Ponciano escondió la barriga y apoyó sus palmas en el pecho.

—Estoy fuerte...  como un toro

—¿Te reto a un pulso?... ¡Vamos, apoya el codo!

—Yo ni cedo ni cederé.  De teniente coronel o nada.  Si lo sueltan, no me caso.

Ponciano volvió a su trabajo.

—Anda y que te zurzan —se despidió Carlos.

Durante la conversación, Ponciano estaba a gusto, se desenvolvía con seriedad, contestaba rápidamente, pero ya ves, Carlos lo llevó por donde quiso, le hizo tocar todos sus temas y en el momento que algo no le sentó bien, salió con sus palabras de siempre y escapó.

Después volvió a la carga.  Comenzó a gritar desde la mesa alta, miraba a todos los lados, su rostro estaba tenso y sus ojos quemaban con sólo mirarlos.  Sus palabras eran las mismas, cambiado el orden, inconexas, pero su voz podría oírse desde la calle.  Don Quiterio salió de su despacho y le increpó.  Ponciano, lejos de callarse, como en otras ocasiones, se le encaró:

—¿Tú qué te has creído?  Ni sueñes que vas a poder conmigo.  Eres de ellos también, ¿verdad?  ¿Sabes que estás en la lista?  Pronto irán a tu casa y te encerrarán con todos, Cedrés, Bastida...

—Cálmese, Ponciano.

—¡Yo ni cedo ni cederé!  Estaría bueno.

Se plantó erguido, los labios apretados, la frente alta.

—Está usted trabajando —advirtió el jefe.

—Tú cállate, pelagatos.

—¡Se acabó, Ponciano!  Vamos, delante de mí —don Quiterio se había enfadado—.  Camina.  Veremos si le dices todo eso al Director.  Deja los papeles, ¡delante de mí, y sin rechistar!.

Ponciano, callado, buscaba apoyo en alguno de nosotros.  Pocas veces habíamos visto al jefe tan alterado.  Entró a su despacho y Ponciano siguió su trabajo.  Don Quiterio se puso la americana y volvió ante él.  No había cedido un ápice en su pretensión.

—Camina.

El silencio era sepulcral.  Ponciano cambió su expresión.  Se le adivinaba miedo.  Obedeció al jefe y salieron de la oficina.  Eran casi las tres y nos marchamos antes de que regresaran.

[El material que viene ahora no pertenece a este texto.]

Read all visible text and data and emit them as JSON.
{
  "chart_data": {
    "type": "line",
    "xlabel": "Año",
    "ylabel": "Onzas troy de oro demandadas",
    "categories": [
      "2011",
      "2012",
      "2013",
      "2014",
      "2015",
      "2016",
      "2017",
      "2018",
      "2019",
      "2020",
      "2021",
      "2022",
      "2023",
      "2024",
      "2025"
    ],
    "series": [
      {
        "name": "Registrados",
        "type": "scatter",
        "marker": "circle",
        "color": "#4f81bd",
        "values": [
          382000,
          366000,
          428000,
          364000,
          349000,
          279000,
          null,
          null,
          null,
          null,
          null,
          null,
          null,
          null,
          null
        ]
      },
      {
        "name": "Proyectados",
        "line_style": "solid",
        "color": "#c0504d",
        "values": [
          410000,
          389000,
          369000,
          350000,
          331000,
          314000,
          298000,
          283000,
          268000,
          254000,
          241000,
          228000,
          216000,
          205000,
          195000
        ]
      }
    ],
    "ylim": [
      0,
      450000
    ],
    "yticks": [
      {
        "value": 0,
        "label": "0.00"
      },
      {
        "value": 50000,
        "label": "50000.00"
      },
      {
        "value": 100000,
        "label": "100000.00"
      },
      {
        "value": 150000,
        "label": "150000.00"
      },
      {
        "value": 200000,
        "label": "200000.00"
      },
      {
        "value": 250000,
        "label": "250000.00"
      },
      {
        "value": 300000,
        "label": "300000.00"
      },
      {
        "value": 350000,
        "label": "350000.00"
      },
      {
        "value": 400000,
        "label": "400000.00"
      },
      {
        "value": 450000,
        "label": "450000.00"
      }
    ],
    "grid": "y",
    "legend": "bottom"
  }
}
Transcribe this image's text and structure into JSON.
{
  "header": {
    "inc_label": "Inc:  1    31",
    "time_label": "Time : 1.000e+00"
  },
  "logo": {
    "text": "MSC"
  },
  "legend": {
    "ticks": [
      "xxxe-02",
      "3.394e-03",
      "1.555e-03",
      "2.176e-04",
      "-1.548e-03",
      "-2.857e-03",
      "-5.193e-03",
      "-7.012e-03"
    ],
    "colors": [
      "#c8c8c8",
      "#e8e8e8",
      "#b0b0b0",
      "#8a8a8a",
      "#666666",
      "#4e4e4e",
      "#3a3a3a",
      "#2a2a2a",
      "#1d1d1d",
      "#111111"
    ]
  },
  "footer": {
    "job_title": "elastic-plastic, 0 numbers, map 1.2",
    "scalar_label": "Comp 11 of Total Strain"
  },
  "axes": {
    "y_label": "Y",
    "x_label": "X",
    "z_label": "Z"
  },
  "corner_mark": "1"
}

Se repitió la historia.  Volvió la paz a la oficina.  No se producía ni un palabra altisonante, ni un comentario, el ambiente comenzó a distenderse, pero nadie confiaba en su duración.  Ponciano volvería a las andadas.  Estábamos seguros.  Carlos lo probaba en alguna ocasión, preguntándole por sus asuntos.  No contestaba y cedió en su empeño.

Ayer, Ponciano no aparecía.  Don Quiterio nos informó:

—Los vecinos llamaron al  Psiquiátrico.  Lo han internado.  Según parece, en su casa, nadie podía dormir a causa de ruidos y gritos.  Llegó también la Policía.  Se encontraron con los muebles deshechos, ropas rasgadas...  Se lo llevaron en una ambulancia con la camisa de fuerza.  Tengo noticias de que la Dirección va a tramitarle la incapacidad total, aunque cabe la posibilidad de jubilarlo.  Decidirán la fórmula que le deje en mejor situación.  De cualquier manera, no volverá a trabajar con nosotros.

Por la mañana, Carlos le había preguntado: “Ponciano, ¿qué tal tu Inma?”.  Contestó: “Déjame en paz.  Son todo mentiras, patrañas para pasar el rato”.